The importance of language to Hobbes’s philosophy is well-known and well-established. A recent book by Philip Pettit—Made with Words—has popularized a particular interpretation of Hobbes’s views on the relationship between our natural cognitive faculties and language-use. According to the “made with words” thesis, the human cognitive faculties are radically altered and augmented by the acquisition of language: the natural cognitive faculties are incapable of yielding the sort of active, classificatory thinking that (allegedly) only language-use makes possible. The proponents of this view claim that Hobbes denies that, properly speaking, animals and pre-linguistic humans are capable of fully-fledged thinking.

However, as I argue in this dissertation, the “made with words” thesis overestimates the extent to which the human mind is actually made with words. In particular, I argue that this “language forward” view gets the relationship between the natural cognitive powers and language reversed. Hobbes holds that all cognition reduces to the conceptions of sense experience and the operations of imagination—he is an empiricist, after all—and that the non-worded, natural mind is capable of engaging in the sort of active, classificatory thought in which the “made with words” thesis asserts it cannot.

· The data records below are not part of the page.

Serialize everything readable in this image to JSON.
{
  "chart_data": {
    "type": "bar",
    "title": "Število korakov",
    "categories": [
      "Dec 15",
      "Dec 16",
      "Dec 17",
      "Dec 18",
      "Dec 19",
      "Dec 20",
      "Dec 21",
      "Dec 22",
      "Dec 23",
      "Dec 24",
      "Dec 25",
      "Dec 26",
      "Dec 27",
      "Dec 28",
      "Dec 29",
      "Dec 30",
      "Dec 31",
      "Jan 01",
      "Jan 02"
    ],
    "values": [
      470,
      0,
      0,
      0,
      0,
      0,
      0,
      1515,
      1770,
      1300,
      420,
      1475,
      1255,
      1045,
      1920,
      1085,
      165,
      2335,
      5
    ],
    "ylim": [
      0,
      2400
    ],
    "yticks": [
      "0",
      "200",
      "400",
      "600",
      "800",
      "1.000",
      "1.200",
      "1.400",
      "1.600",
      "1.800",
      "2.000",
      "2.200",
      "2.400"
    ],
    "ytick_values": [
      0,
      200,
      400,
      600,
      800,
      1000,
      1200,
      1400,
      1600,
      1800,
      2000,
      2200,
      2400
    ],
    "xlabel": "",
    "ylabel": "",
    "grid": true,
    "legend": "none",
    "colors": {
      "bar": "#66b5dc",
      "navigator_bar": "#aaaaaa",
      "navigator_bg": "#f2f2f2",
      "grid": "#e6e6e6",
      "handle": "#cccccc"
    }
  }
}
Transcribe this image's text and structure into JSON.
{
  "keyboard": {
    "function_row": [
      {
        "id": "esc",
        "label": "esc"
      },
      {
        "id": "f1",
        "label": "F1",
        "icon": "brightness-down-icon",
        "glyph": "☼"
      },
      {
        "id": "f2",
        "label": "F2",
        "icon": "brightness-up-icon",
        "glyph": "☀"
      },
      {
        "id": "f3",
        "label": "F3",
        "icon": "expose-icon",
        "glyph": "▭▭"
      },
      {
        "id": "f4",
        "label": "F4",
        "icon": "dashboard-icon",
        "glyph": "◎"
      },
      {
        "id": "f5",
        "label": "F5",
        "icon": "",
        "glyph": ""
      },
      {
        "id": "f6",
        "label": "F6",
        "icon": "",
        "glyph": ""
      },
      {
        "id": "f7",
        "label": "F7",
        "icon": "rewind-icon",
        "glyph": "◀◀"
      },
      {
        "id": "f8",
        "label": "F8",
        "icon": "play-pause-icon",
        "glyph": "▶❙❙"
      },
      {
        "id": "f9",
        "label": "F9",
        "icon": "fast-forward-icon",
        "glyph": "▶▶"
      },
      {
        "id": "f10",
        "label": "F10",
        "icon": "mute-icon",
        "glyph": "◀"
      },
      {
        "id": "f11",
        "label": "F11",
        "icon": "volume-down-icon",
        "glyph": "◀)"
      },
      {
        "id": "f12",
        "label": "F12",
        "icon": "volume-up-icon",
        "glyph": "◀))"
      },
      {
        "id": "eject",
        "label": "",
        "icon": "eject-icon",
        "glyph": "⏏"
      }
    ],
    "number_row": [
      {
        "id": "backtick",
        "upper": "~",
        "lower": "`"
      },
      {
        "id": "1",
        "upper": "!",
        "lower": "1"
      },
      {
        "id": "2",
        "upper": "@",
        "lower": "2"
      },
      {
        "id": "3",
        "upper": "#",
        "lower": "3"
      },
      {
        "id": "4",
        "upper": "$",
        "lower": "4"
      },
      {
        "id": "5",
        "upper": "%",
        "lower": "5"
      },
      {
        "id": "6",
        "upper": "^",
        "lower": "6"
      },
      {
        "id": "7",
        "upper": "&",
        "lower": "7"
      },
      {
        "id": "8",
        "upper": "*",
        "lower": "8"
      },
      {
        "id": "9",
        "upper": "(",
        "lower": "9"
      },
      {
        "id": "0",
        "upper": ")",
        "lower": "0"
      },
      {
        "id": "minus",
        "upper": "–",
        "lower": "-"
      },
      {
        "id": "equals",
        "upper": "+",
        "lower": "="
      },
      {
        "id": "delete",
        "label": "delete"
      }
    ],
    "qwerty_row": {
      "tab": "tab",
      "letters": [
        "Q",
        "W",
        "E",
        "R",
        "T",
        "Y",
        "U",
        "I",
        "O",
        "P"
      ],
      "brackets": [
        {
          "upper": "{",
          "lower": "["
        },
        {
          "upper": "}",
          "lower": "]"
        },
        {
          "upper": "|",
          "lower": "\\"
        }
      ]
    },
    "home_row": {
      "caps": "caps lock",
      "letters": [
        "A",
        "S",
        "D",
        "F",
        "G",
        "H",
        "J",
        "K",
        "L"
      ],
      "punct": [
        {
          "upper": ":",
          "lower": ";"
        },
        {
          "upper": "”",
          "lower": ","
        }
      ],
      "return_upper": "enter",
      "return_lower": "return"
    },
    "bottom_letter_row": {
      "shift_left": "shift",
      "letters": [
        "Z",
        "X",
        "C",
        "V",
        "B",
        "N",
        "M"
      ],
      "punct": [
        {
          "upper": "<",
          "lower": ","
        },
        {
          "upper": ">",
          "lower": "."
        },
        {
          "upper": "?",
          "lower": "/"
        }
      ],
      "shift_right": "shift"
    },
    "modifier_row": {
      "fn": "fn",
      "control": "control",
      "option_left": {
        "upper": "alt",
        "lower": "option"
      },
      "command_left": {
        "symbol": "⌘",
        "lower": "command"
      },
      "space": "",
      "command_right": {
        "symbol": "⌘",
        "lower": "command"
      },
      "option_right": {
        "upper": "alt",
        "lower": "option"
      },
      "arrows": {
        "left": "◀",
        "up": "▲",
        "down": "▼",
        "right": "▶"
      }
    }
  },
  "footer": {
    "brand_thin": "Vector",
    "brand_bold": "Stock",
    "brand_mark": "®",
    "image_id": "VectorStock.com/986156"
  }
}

I make the case by arguing for a novel functionalist interpretation of Hobbes’s philosophy of the mind according to which he is a (proto-)functionalist about the cognitive mental states, but holds a mind-body identity theory of phenomenal states. I apply this interpretation to various aspects of Hobbes’s philosophy of mind, exploring his causal-functional characterizations of the distinction between memory and imagination, the passions, deliberation, and reasoning. What emerges is a view of the natural, non-linguistic mind at odds with the “made with words” interpretation—according to Hobbes’s philosophy of mind thinking is not essentially linguistic. The capacity for active, classificatory thought is a natural power of the mind: any creature with the capacity for sensation and imagination can think. Thus, the ability to think is common to language-competent humans, humans lacking linguistic ability, and the nonhuman animals.